O francês nunca usa "em" (_en_) com "ir" (_aller_).
Mas penso que não entendeu aonde o Opera Fan queria chegar.


----------



## kurumin

Outsider said:


> O francês nunca usa "em" (_en_) com "ir" (_aller_).
> Mas penso que não entendeu aonde o Opera Fan queria chegar.


 

_aller en ville_  ir na cidade
to go to town,  andare in città

http://forum.wordreference.com/showthread.php?t=154383


----------



## edupa

Opera fan said:


> Nunca me esqueço do meu professor de infancia dizer: Quem vai, vai *a* algum lado.


 
Essa argumentação corrobora minha tese sobre "preguiça ou conveniência". Pense por si só.


----------



## Opera fan

Infelizmente desta vez esqueci-me de incluir exemplos. Aqui vão alguns:

Esta noite vou *AO* cinema
Quando fui *AO* quarto fechei a janela
Quando lá cheguei, já ela tinha ido *ÀS* compras.
Fui vê-lo *AO* hospital


----------



## edupa

Opera fan said:


> Infelizmente desta vez esqueci-me de incluir exemplos. Aqui vão alguns:
> 
> Esta noite vou *AO* cinema
> Quando fui *AO* quarto fechei a janela
> Quando lá cheguei, já ela tinha ido *ÀS* compras.
> Fui vê-lo *AO* hospital


 
No Português Brasileiro:

. Para as frases 1, 2 e 4 usa-se 'no' em vez de 'ao', na língua cotidiana. Inclusive para a frase 4, é amplamente preferida na fala cotidiana (por enquanto) a construção "Fui VER ELE no hospital".

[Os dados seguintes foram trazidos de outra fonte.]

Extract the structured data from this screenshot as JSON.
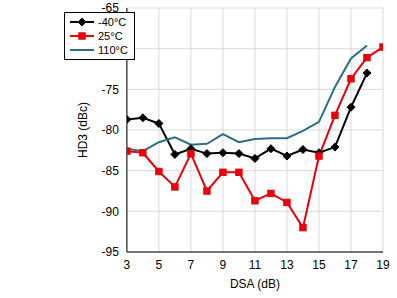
{
  "chart_data": {
    "type": "line",
    "x_label": "DSA (dB)",
    "y_label": "HD3 (dBc)",
    "x": [
      3,
      4,
      5,
      6,
      7,
      8,
      9,
      10,
      11,
      12,
      13,
      14,
      15,
      16,
      17,
      18,
      19
    ],
    "series": [
      {
        "name": "-40°C",
        "color": "#000000",
        "marker": "diamond",
        "values": [
          -78.7,
          -78.5,
          -79.2,
          -83.0,
          -82.3,
          -82.9,
          -82.8,
          -82.9,
          -83.5,
          -82.3,
          -83.2,
          -82.4,
          -82.8,
          -82.1,
          -77.2,
          -73.0,
          null
        ]
      },
      {
        "name": "25°C",
        "color": "#e8000b",
        "marker": "square",
        "values": [
          -82.6,
          -82.8,
          -85.1,
          -87.0,
          -82.9,
          -87.5,
          -85.2,
          -85.2,
          -88.7,
          -87.8,
          -88.9,
          -92.0,
          -83.2,
          -78.2,
          -73.7,
          -71.1,
          -69.8
        ]
      },
      {
        "name": "110°C",
        "color": "#2a6f7f",
        "marker": "none",
        "values": [
          -82.3,
          -82.6,
          -81.5,
          -80.9,
          -81.8,
          -81.7,
          -80.5,
          -81.5,
          -81.1,
          -81.0,
          -81.0,
          -80.1,
          -79.0,
          -74.7,
          -71.2,
          -69.6,
          null
        ]
      }
    ],
    "xlim": [
      3,
      19
    ],
    "xticks": [
      3,
      5,
      7,
      9,
      11,
      13,
      15,
      17,
      19
    ],
    "ylim": [
      -95,
      -65
    ],
    "yticks": [
      -95,
      -90,
      -85,
      -80,
      -75,
      -70,
      -65
    ],
    "grid": true,
    "legend": "upper left"
  }
}
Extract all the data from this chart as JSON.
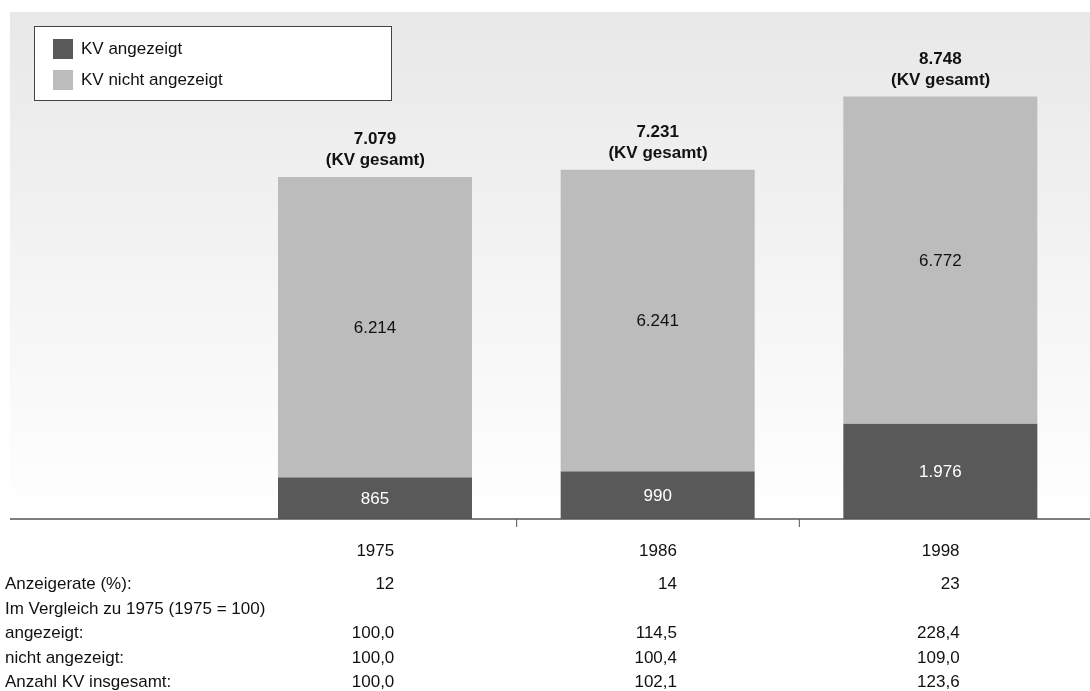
{
  "chart_data": {
    "type": "bar",
    "stacked": true,
    "categories": [
      "1975",
      "1986",
      "1998"
    ],
    "series": [
      {
        "name": "KV angezeigt",
        "color": "#595959",
        "values": [
          865,
          990,
          1976
        ],
        "value_labels": [
          "865",
          "990",
          "1.976"
        ]
      },
      {
        "name": "KV nicht angezeigt",
        "color": "#bcbcbc",
        "values": [
          6214,
          6241,
          6772
        ],
        "value_labels": [
          "6.214",
          "6.241",
          "6.772"
        ]
      }
    ],
    "totals": [
      "7.079",
      "7.231",
      "8.748"
    ],
    "legend": "top left",
    "tick_labels": "x",
    "annotations": [
      {
        "text": "(KV gesamt)",
        "x": "1975",
        "y": 7079
      },
      {
        "text": "(KV gesamt)",
        "x": "1986",
        "y": 7231
      },
      {
        "text": "(KV gesamt)",
        "x": "1998",
        "y": 8748
      },
      "Anzeigerate (%):\t12\t14\t23",
      "Im Vergleich zu 1975 (1975 = 100)",
      "angezeigt:\t100,0\t114,5\t228,4",
      "nicht angezeigt:\t100,0\t100,4\t109,0",
      "Anzahl KV insgesamt:\t100,0\t102,1\t123,6"
    ]
  }
}
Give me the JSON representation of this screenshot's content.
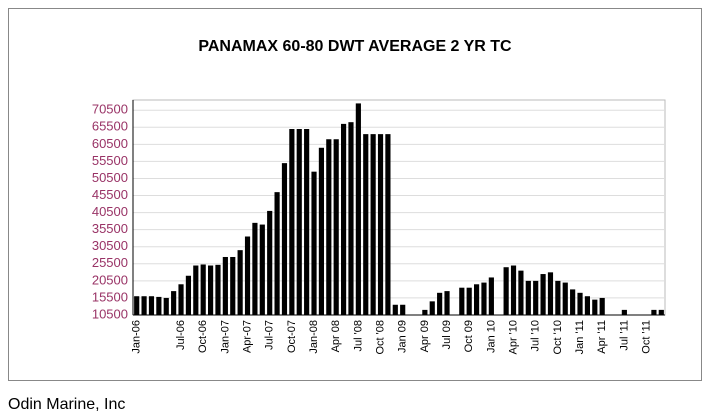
{
  "chart_data": {
    "type": "bar",
    "title": "PANAMAX 60-80 DWT AVERAGE 2 YR TC",
    "categories": [
      "Jan-06",
      null,
      null,
      null,
      null,
      null,
      "Jul-06",
      null,
      null,
      "Oct-06",
      null,
      null,
      "Jan-07",
      null,
      null,
      "Apr-07",
      null,
      null,
      "Jul-07",
      null,
      null,
      "Oct-07",
      null,
      null,
      "Jan-08",
      null,
      null,
      "Apr 08",
      null,
      null,
      "Jul '08",
      null,
      null,
      "Oct '08",
      null,
      null,
      "Jan 09",
      null,
      null,
      "Apr 09",
      null,
      null,
      "Jul 09",
      null,
      null,
      "Oct 09",
      null,
      null,
      "Jan 10",
      null,
      null,
      "Apr '10",
      null,
      null,
      "Jul '10",
      null,
      null,
      "Oct '10",
      null,
      null,
      "Jan '11",
      null,
      null,
      "Apr '11",
      null,
      null,
      "Jul '11",
      null,
      null,
      "Oct '11",
      null,
      null
    ],
    "values": [
      16000,
      16000,
      16000,
      15800,
      15500,
      17500,
      19500,
      22000,
      25000,
      25300,
      25000,
      25200,
      27500,
      27500,
      29500,
      33500,
      37500,
      37000,
      41000,
      46500,
      55000,
      65000,
      65000,
      65000,
      52500,
      59500,
      62000,
      62000,
      66500,
      67000,
      72500,
      63500,
      63500,
      63500,
      63500,
      13500,
      13500,
      null,
      null,
      12000,
      14500,
      17000,
      17500,
      null,
      18500,
      18500,
      19500,
      20000,
      21500,
      null,
      24500,
      25000,
      23500,
      20500,
      20500,
      22500,
      23000,
      20500,
      20000,
      18000,
      17000,
      16000,
      15000,
      15500,
      null,
      null,
      12000,
      null,
      null,
      null,
      12000,
      12000
    ],
    "color": "#000000",
    "ylim": [
      10500,
      73500
    ],
    "yticks": [
      10500,
      15500,
      20500,
      25500,
      30500,
      35500,
      40500,
      45500,
      50500,
      55500,
      60500,
      65500,
      70500
    ],
    "grid": true,
    "footer": "Odin Marine, Inc"
  }
}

. Para a frase 3 (ao menos em São Paulo), só se aceita esta forma (i.e.: ÀS compras).

Abraços!


----------



## Alandria

Gente, até PASQUALE, que é constantemente acusado de purista nem põe mais o dedo no "ir em". Obrigada por colar isso, Kurumin! 

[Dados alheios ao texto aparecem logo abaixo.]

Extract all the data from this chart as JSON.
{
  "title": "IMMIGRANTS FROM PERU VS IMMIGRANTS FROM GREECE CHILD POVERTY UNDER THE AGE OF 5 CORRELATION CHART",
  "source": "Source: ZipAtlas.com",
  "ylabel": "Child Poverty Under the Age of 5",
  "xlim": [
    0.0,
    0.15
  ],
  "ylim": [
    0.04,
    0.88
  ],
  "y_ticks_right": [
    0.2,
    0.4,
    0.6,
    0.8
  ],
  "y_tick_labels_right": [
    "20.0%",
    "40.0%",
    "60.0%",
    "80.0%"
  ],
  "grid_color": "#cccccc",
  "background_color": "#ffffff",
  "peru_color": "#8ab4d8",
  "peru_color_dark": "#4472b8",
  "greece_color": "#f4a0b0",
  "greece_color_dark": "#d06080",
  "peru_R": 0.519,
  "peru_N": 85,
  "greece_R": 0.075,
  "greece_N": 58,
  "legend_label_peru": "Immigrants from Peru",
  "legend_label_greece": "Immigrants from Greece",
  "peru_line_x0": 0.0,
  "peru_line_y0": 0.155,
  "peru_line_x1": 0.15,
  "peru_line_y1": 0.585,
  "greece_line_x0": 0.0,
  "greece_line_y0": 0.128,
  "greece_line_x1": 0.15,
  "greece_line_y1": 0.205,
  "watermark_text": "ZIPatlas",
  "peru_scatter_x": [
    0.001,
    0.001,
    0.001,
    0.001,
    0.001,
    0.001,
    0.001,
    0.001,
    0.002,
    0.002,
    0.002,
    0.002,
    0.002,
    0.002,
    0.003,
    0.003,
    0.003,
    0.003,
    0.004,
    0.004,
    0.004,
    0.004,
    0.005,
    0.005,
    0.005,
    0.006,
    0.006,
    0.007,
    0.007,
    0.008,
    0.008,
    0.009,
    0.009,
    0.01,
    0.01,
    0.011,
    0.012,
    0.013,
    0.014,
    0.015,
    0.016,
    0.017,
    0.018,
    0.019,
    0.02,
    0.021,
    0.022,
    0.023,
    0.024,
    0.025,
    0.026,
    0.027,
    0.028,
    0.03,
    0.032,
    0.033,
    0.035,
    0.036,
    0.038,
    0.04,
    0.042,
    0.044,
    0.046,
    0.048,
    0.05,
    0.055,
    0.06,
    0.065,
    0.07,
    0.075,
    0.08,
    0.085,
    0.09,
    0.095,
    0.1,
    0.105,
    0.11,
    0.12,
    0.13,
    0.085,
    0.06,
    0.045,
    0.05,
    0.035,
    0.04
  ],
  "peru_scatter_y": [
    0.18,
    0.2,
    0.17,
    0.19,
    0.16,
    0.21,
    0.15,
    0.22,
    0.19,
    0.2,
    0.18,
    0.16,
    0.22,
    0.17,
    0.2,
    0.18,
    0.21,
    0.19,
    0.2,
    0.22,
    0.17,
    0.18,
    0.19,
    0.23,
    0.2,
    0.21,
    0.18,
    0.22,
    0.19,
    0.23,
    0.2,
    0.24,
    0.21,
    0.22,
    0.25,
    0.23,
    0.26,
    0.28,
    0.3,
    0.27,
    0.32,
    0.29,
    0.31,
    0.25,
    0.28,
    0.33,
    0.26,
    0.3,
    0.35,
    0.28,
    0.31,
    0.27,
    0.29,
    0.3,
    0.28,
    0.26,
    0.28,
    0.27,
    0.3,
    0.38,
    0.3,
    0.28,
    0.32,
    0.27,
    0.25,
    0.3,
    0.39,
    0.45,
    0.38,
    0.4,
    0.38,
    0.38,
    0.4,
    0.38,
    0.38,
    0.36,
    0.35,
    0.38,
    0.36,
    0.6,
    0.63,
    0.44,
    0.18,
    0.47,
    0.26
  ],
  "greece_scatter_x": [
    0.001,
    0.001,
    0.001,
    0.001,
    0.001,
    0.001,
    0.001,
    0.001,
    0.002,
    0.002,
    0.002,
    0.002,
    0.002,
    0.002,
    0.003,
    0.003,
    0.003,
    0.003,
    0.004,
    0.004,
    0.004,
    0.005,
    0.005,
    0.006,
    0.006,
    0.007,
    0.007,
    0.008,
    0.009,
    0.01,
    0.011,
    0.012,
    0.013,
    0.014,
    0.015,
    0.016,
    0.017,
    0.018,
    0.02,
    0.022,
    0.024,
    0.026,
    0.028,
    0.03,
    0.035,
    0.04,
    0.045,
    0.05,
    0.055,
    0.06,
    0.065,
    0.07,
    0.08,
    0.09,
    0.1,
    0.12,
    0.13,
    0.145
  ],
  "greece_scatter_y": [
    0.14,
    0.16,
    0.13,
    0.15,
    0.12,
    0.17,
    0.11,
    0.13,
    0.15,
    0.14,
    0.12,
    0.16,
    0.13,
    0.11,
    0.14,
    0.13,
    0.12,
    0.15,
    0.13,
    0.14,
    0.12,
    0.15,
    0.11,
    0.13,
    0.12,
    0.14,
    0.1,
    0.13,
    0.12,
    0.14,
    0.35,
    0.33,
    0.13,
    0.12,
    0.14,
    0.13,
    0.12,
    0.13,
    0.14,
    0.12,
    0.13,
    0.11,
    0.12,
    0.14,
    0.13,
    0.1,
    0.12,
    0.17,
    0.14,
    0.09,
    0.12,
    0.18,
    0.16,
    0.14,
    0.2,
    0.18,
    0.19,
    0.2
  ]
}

Aliás, há um artigo sobre o "ir em" no ciberdúvidas. Não entendo como podem existir pessoas tão intolerantes que ainda condenam o uso de "IR EM" na fala, que absurdo sem tamanho! Essas pessoas ainda acreditam que a língua funciona com controle prescritivo linguístico.

No *meu dialeto* há uma tendência a usar apenas o "pra" na maioria desses casos citados. Assim fica:

Vou pra Europa. (tempo curto)
Vou ficar/morar na Europa. (tempo longo)


----------



## Outsider

Alandria said:


> Aliás, há um artigo sobre o "ir em" no ciberdúvidas. Não entendo como podem existir pessoas tão puristas que ainda condenam o uso de "IR EM" na fala, que absurdo sem tamanho!!!!!


Bem, acho que é porque não estamos habituados. Aqui, ninguém fala assim. 
Além disso, não me lembro de alguma vez ter lido "ir em" nos escritores clássicos, como Camões. Claro que tudo isto se resume a uma questão de gosto.

Não conhecia essa expressão francesa, *Kurumin*. Vivendo e aprendendo. Mas em todo o caso _geralmente_ o que se diz é _je vais à_ ou _je vais dans_. Se bem que, agora que penso nisso, parece-me que há uma certa semelhança entre a forma como os franceses usam o _aller dans_ e a forma como os brasileiros usam _ir em_...


----------



## Alandria

Outsider said:


> Bem, acho que é porque não estamos habituados. Aqui, ninguém fala assim.
> Além disso, não me lembro de alguma vez ter lido "ir em" nos escritores clássicos, como Camões. Claro que tudo isto se resume a uma questão de gosto.
> 
> Não conhecia essa expressão francesa, *Edupa*. Vivendo e aprendendo. Mas em todo o caso _geralmente_ o que se diz é _je vais à_ ou _je vais dans_.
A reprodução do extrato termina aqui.